Commentary

Recovery ahoy?

Wednesday’s growth figures were as bad as anyone could have anticipated.

And while there’s a good chance that they’ll change – the recession could yet be revised away – none of this alters the fact that the UK economy is in the doldrums. Being economically becalmed is bad enough, but we’re even slipping into a recession without a meltdown in the Eurozone.

As navigators know, one risk of being stuck in the doldrums in a ship under sail is your vulnerability to rapid climatic changes such as violent storms and hurricanes. If the Euro-squall gets worse, we’re in deep trouble. So the question for Captain Osborne is how he plans to get us underway.

Back in June 2010, at the emergency budget, the Government’s plan was to allow loose monetary policy and a devalued sterling to boost exports and hence stimulate corporate investment. In other words our neighbours would tow us out of the doldrums and into the trade winds. But unremitting bad news from our main trading partner, the Eurozone, hasn’t helped and growth there looks as far away as ever.

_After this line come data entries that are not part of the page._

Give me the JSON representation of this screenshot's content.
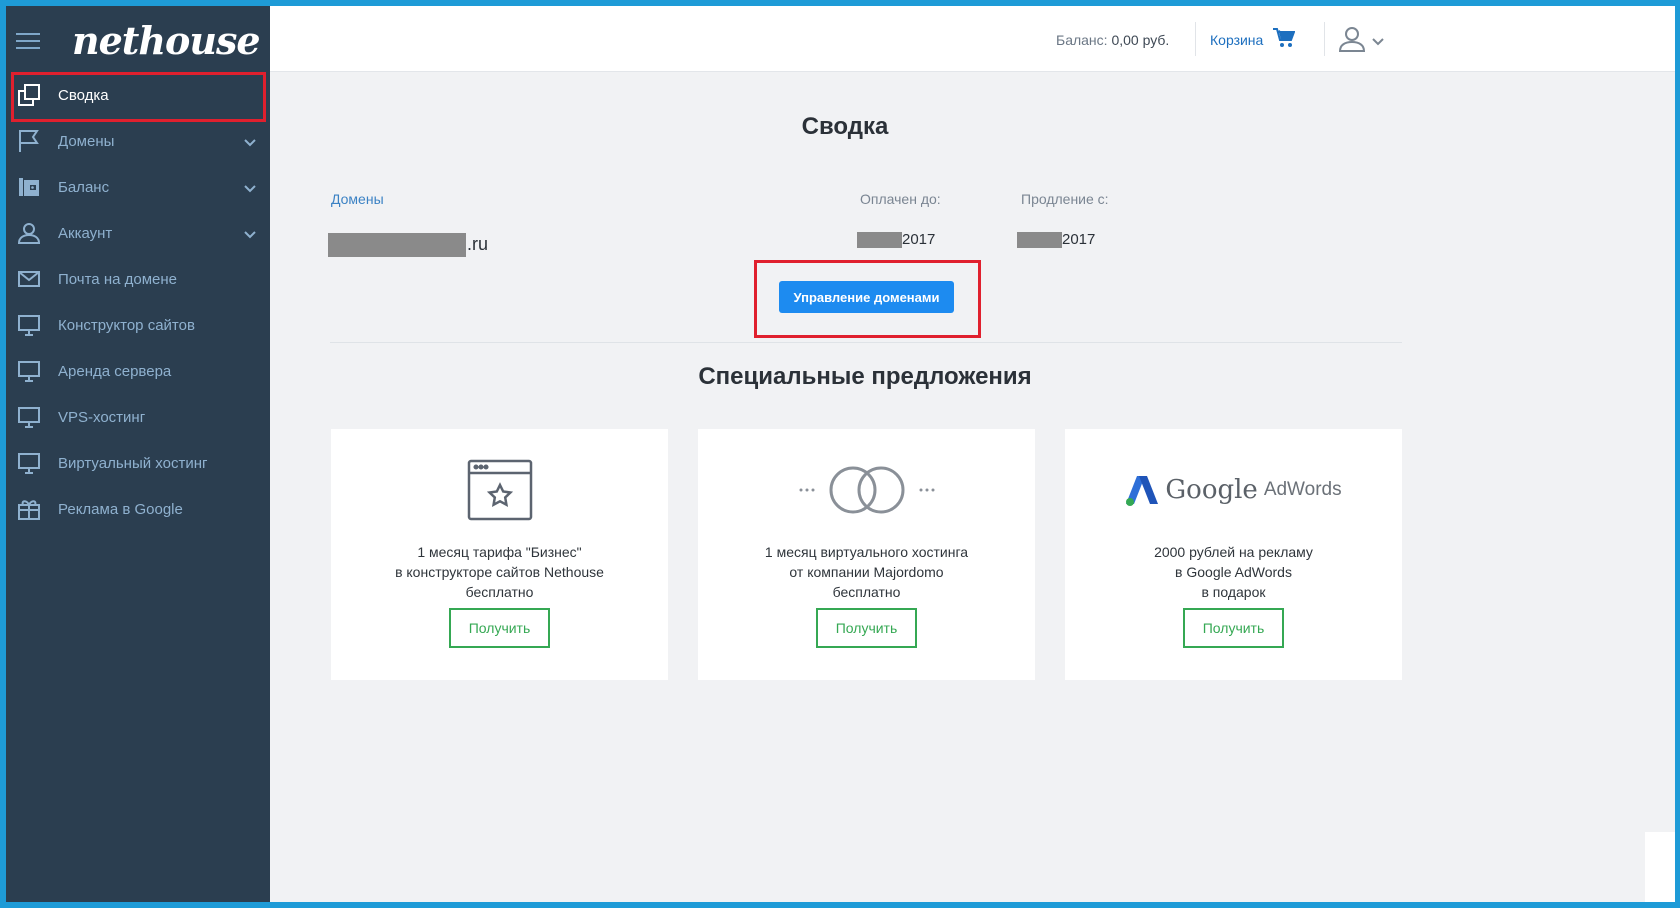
{
  "brand": {
    "logo": "nethouse"
  },
  "sidebar": {
    "items": [
      {
        "label": "Сводка",
        "icon": "copy-icon"
      },
      {
        "label": "Домены",
        "icon": "flag-icon"
      },
      {
        "label": "Баланс",
        "icon": "wallet-icon"
      },
      {
        "label": "Аккаунт",
        "icon": "user-icon"
      },
      {
        "label": "Почта на домене",
        "icon": "mail-icon"
      },
      {
        "label": "Конструктор сайтов",
        "icon": "monitor-icon"
      },
      {
        "label": "Аренда сервера",
        "icon": "monitor-icon"
      },
      {
        "label": "VPS-хостинг",
        "icon": "monitor-icon"
      },
      {
        "label": "Виртуальный хостинг",
        "icon": "monitor-icon"
      },
      {
        "label": "Реклама в Google",
        "icon": "gift-icon"
      }
    ]
  },
  "header": {
    "balance_label": "Баланс:",
    "balance_value": "0,00 руб.",
    "cart_label": "Корзина"
  },
  "summary": {
    "title": "Сводка",
    "col_domains": "Домены",
    "col_paid_until": "Оплачен до:",
    "col_renewal_from": "Продление с:",
    "domain_suffix": ".ru",
    "paid_year": "2017",
    "renewal_year": "2017",
    "manage_button": "Управление доменами"
  },
  "offers": {
    "title": "Специальные предложения",
    "cards": [
      {
        "line1": "1 месяц тарифа \"Бизнес\"",
        "line2": "в конструкторе сайтов Nethouse",
        "line3": "бесплатно",
        "button": "Получить"
      },
      {
        "line1": "1 месяц виртуального хостинга",
        "line2": "от компании Majordomo",
        "line3": "бесплатно",
        "button": "Получить"
      },
      {
        "line1": "2000 рублей на рекламу",
        "line2": "в Google AdWords",
        "line3": "в подарок",
        "button": "Получить",
        "logo_google": "Google",
        "logo_adwords": "AdWords"
      }
    ]
  }
}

That’s not the government’s fault, but it has rather sunk their strategy. The growth part of the plan has failed and needs a rethink. If foreigners won’t help out HMS UK, we’re going to have to get back to fair winds under our own steam. But with households and government retrenching, it’s hardly surprising that UK corporations have no incentive to invest.

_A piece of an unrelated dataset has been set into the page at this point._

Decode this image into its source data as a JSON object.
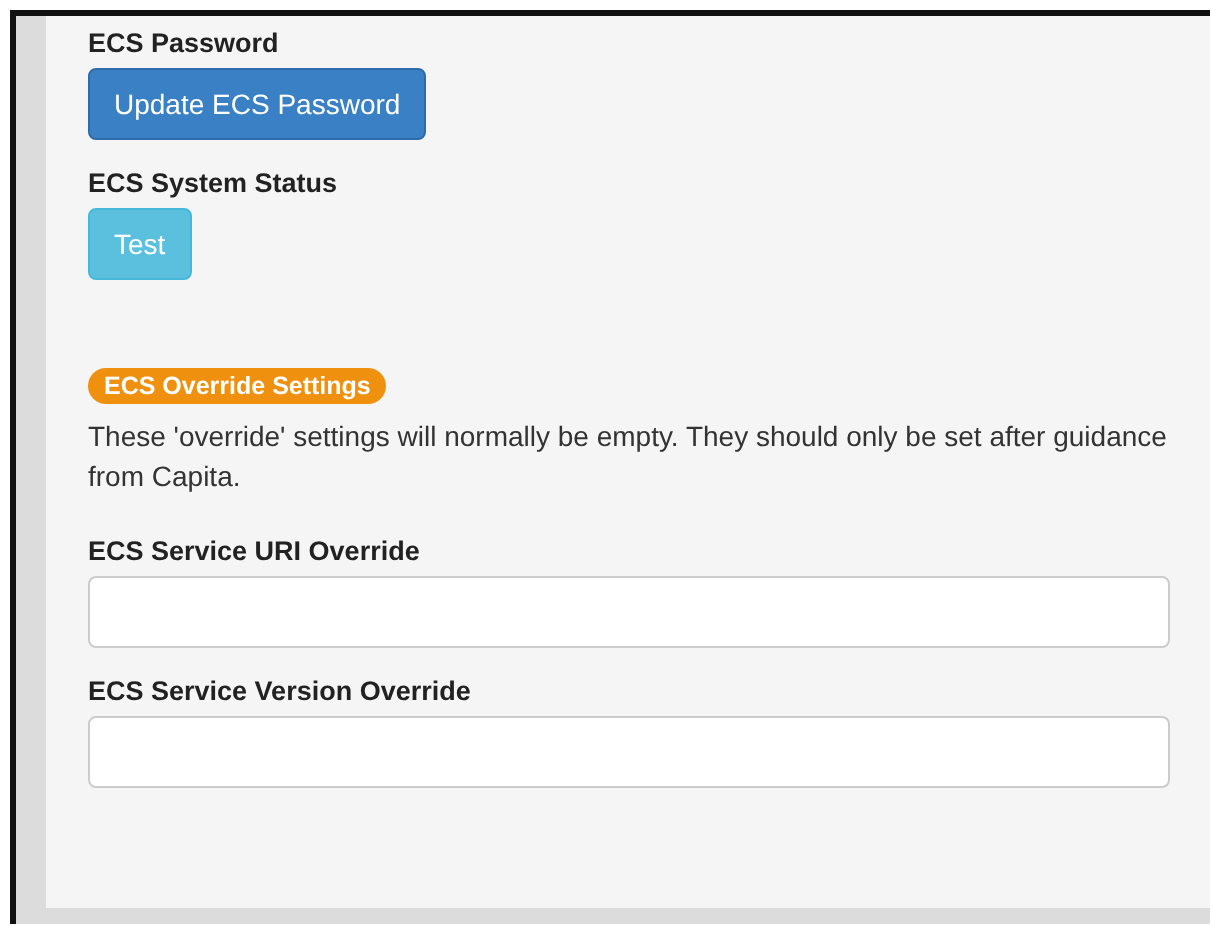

The trouble is, the government has staked its reputation on ending the deficit. And it’s taken as self-evident by most commentators that a deficit reduction strategy (austerity) is the antithesis of a growth strategy (fiscal stimulus). On this reading, the question is only about how much more bad data it will take before Mr Osborne junks deficit reduction and opts for a borrowing-fuelled stimulus.

In response to the growth figures the Treasury’s response was that ‘one thing that would make the situation worse is more borrowing’. The Government’s attachment to deficit reduction is unwavering. The Chancellor isn’t going to ditch the deficit reduction plan.

Respected UK advocates of a deficit-funded stimulus, including the FT’s Martin Wolf, NIESR’s Jonathan Portes and Simon Wren-Lewis of Oxford University, point to mounting evidence that this adherence to austerity may be a mistake. But putting the economics of whether the policy is wise to one side, it’s clear that, politically, such a tight u-turn would cause HMS UK to list so badly as to imperil the government, quite apart from leaving Mr Osborne’s career on the rocks.

So what’s needed is as much a political as an economic exit strategy for the government. One that allows the Chancellor to stick to the deficit plan while also providing a massive fiscal boost in the form of infrastructure investment.

If you subscribe to the conventional wisdom about the stimulus or austerity binary choice, there is no such exit strategy.

That’s wrong. Deficit hawks can also engineer a fiscal stimulus through infrastructure investment, funded by cutting low-growth spending and temporarily raising taxes. The two are not opposites. If the Chancellor followed the SMF’s funded stimulus plan, or indeed the last week’s advice from the IMF on this, he could rightly claim a much bigger stimulus than that being proposed by Labour while sticking rigidly to the deficit reduction plan – as politically he must.

The macroeconomic debate about growth is largely apolitical. But only a combination of good politics and economics will give us a growth plan worthy of the name. The clamour for the Government to throw deficit reduction overboard doesn’t offer the Chancellor the needed face-saving solution. His opponents may as well ask him to walk the plank. Nor would mutiny be in anyone’s interests right now, with sovereign debt markets in their current febrile state.

A funded stimulus plan to get the economy moving again provides the political and economic answer. The Chancellor should take it.